The reasons our boss should want to see metrics are corollaries to the reasons we should want to show them. To become informed (curiosity) or to help with making a decision. Unfortunately, the usual reason we assume we’re being asked for the metric is because our boss doesn’t trust us.
1. To become informed. From the boss’s point of view, lack of information is a driving factor. New managers especially feel like they need more information to better understand the business and better manage resources.
2. To make a decision. Again, when a new manager comes on board, many times she will ask for supporting data before making any critical decisions. While there is a lot to be said for intuition, working with data is a helpful way to build support and gain credibility.
3. To trust lower levels. This is a risk with asking for data. This risk can be mitigated through clear communication and strict adherence to proper rules for how to use (and not use) metrics.

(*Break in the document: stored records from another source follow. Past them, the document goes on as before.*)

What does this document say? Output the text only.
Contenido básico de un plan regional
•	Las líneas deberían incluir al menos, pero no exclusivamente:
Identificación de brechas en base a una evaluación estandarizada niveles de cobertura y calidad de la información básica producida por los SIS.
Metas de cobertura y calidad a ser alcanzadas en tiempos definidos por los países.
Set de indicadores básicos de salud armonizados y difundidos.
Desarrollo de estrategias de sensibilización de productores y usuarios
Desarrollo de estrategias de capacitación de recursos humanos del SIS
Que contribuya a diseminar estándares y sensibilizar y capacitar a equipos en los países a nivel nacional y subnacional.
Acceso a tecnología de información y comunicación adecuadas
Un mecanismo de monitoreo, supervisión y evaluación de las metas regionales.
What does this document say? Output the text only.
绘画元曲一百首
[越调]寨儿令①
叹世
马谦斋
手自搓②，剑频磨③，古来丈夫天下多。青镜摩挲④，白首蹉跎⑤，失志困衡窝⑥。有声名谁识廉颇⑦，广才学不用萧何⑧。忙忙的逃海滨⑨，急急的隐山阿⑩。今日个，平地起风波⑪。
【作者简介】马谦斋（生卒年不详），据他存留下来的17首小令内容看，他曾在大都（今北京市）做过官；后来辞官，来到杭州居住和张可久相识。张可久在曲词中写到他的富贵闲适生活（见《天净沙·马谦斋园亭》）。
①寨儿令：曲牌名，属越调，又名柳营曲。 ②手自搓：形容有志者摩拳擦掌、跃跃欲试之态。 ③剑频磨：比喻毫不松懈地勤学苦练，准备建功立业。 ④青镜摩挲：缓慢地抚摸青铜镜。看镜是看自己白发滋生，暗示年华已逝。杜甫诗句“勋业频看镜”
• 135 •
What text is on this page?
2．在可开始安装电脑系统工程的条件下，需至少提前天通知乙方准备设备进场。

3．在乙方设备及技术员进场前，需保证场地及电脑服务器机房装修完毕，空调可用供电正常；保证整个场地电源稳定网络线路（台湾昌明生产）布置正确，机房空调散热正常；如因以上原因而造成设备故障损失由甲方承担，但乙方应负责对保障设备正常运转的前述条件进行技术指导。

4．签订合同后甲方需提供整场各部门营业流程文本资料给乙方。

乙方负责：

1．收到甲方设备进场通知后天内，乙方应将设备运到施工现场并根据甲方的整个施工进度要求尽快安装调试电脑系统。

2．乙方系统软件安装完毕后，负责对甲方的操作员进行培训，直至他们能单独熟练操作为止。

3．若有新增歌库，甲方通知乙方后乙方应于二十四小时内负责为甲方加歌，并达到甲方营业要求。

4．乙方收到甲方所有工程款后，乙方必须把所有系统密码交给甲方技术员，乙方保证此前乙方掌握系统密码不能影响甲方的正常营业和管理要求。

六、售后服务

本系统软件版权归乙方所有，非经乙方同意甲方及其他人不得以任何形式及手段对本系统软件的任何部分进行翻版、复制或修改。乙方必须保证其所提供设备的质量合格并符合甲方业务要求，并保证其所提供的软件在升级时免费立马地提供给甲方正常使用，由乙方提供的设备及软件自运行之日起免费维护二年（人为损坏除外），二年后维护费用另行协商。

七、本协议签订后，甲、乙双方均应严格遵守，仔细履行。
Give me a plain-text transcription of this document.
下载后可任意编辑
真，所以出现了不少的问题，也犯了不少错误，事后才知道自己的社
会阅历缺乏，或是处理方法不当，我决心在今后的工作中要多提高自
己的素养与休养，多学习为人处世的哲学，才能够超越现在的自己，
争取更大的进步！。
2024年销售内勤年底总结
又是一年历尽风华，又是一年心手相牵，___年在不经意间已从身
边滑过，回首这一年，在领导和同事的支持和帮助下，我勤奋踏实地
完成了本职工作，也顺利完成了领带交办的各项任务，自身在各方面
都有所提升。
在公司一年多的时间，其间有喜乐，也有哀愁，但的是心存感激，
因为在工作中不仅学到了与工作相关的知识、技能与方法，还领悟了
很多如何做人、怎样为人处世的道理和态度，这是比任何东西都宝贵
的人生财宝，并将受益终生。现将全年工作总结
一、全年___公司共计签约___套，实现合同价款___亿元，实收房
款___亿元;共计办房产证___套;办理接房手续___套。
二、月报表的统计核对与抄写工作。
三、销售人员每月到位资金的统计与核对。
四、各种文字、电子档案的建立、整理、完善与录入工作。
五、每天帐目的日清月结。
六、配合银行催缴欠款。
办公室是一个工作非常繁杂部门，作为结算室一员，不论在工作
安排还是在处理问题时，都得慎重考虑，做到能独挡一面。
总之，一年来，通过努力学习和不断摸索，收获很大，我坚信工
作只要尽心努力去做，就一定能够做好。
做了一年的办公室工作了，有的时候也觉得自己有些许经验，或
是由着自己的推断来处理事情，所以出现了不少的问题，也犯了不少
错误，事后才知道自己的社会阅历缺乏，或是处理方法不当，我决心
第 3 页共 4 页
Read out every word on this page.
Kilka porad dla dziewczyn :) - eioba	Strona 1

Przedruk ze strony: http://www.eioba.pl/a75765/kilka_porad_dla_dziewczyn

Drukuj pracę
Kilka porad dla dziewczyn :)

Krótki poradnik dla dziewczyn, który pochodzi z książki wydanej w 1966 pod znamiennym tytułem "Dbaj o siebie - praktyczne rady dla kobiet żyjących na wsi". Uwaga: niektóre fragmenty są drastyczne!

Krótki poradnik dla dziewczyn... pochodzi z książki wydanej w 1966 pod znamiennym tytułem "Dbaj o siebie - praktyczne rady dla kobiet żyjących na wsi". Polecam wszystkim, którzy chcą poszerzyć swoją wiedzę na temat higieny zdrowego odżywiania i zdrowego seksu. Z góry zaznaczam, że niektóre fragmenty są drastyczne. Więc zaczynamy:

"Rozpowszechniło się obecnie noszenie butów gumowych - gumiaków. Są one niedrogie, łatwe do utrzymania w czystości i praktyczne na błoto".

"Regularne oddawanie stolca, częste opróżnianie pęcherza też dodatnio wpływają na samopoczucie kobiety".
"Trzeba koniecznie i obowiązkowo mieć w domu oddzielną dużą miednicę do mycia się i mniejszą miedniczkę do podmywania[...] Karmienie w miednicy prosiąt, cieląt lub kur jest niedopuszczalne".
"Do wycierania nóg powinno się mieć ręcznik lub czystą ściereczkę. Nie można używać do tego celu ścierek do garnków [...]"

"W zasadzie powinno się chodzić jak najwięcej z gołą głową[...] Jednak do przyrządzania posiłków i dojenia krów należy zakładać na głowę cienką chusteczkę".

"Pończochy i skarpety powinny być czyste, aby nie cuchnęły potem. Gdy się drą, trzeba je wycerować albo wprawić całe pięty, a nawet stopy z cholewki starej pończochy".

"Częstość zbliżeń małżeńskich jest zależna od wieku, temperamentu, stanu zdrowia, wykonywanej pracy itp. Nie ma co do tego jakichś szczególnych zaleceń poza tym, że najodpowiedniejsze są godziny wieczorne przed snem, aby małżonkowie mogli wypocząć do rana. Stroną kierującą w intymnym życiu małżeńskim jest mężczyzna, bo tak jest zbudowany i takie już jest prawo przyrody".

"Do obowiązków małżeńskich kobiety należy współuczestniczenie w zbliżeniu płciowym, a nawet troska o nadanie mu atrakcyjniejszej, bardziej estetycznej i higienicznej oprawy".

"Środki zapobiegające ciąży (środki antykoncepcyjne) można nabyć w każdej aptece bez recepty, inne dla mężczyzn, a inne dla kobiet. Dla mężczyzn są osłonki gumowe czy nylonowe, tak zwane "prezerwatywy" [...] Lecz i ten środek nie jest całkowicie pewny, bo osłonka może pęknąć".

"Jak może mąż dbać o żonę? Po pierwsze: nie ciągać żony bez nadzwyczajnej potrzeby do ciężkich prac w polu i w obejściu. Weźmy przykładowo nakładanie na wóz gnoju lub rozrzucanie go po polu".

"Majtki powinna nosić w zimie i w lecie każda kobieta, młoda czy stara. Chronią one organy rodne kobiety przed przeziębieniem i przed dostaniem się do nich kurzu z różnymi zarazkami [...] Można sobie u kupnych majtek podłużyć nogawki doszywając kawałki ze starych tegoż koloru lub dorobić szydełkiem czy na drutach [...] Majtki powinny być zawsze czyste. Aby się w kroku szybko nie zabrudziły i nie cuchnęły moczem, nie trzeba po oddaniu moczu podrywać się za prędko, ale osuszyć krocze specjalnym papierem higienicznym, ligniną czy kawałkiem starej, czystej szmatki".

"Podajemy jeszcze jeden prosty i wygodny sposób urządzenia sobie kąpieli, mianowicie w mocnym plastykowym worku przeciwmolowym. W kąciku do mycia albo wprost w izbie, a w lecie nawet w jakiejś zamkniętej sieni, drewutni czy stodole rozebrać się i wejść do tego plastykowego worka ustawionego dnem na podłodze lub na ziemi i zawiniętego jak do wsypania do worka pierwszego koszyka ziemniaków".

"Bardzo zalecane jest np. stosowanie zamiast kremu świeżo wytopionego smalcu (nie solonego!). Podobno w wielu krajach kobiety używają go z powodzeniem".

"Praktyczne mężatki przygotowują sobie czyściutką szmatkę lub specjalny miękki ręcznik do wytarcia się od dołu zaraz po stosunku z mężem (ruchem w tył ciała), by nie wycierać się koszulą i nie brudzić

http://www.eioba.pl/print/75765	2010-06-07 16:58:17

If the manager truly does not trust her direct reports…there are other problems, problems that can not be solved with metrics. The issue of trust is worthy of a whole thread of its own.
“The only valid response to data (or metrics) is to investigate.” – Martin Klubeck
I find that the misuse of data is much more prevalent than the use of it. This is probably my biggest concern when working with customers on their metrics. I’ve tried to combat this by forcing the customer to designate in advance the use they intend for the metric - before I even agree to design it.